We are seeing opportunities to extract additional operating efficiencies throughout the year. After accomplishing annualized cost savings of $85 million in 2020, of which $60 million is being carried forward to 2021, we started the year focusing on contract profitability. There are important factors that impact the profitability of each program, and we have a delivery group currently implementing initiatives to best balance these factors so that we can improve our returns while improving service range and quality to our clients.
As we said in our 2019 Investor Day, improving the capital structure of Atento is a key element for generating value to shareholders. This quarter we successfully completed our debt refinancing, issuing new $500 million Senior Secured Notes that mature in February 2026, extending the average life of our debt to 4.3 years from 1.5 years and paving the way to improve our capital structure. Fulfilling the commitment made to investors, the new notes are protected by hedging instruments consisting mainly of cross-currency swaps in BRL, PEN and Euro, with the coupons hedged through maturity, while the principal is hedged for a period of 3 years.

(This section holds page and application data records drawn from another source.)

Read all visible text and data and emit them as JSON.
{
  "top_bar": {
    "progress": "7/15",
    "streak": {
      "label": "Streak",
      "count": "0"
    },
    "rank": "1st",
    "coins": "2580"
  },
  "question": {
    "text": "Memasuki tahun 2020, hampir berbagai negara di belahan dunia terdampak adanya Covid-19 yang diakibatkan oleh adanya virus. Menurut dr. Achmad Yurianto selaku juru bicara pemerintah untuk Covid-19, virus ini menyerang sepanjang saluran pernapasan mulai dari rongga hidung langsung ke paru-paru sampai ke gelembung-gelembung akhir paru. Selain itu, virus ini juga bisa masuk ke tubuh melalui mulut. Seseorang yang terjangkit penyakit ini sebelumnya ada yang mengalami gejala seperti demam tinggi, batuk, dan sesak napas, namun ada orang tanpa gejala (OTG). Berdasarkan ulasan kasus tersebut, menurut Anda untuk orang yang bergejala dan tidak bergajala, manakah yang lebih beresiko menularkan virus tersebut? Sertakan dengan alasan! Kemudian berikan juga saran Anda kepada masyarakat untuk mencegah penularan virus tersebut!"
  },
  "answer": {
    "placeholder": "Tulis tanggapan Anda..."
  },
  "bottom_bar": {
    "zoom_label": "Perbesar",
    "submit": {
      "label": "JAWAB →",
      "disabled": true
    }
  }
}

The demand for our CX services remains strong and Atento is more than prepared to serve this demand. The combination of top line growth, expansion of revenues in hard currencies and additional operational efficiencies coupled with the success of our debt refinancing strengthens our confidence in achieving our guidance for EBITDA margins and leverage targets for 2021 and 2022.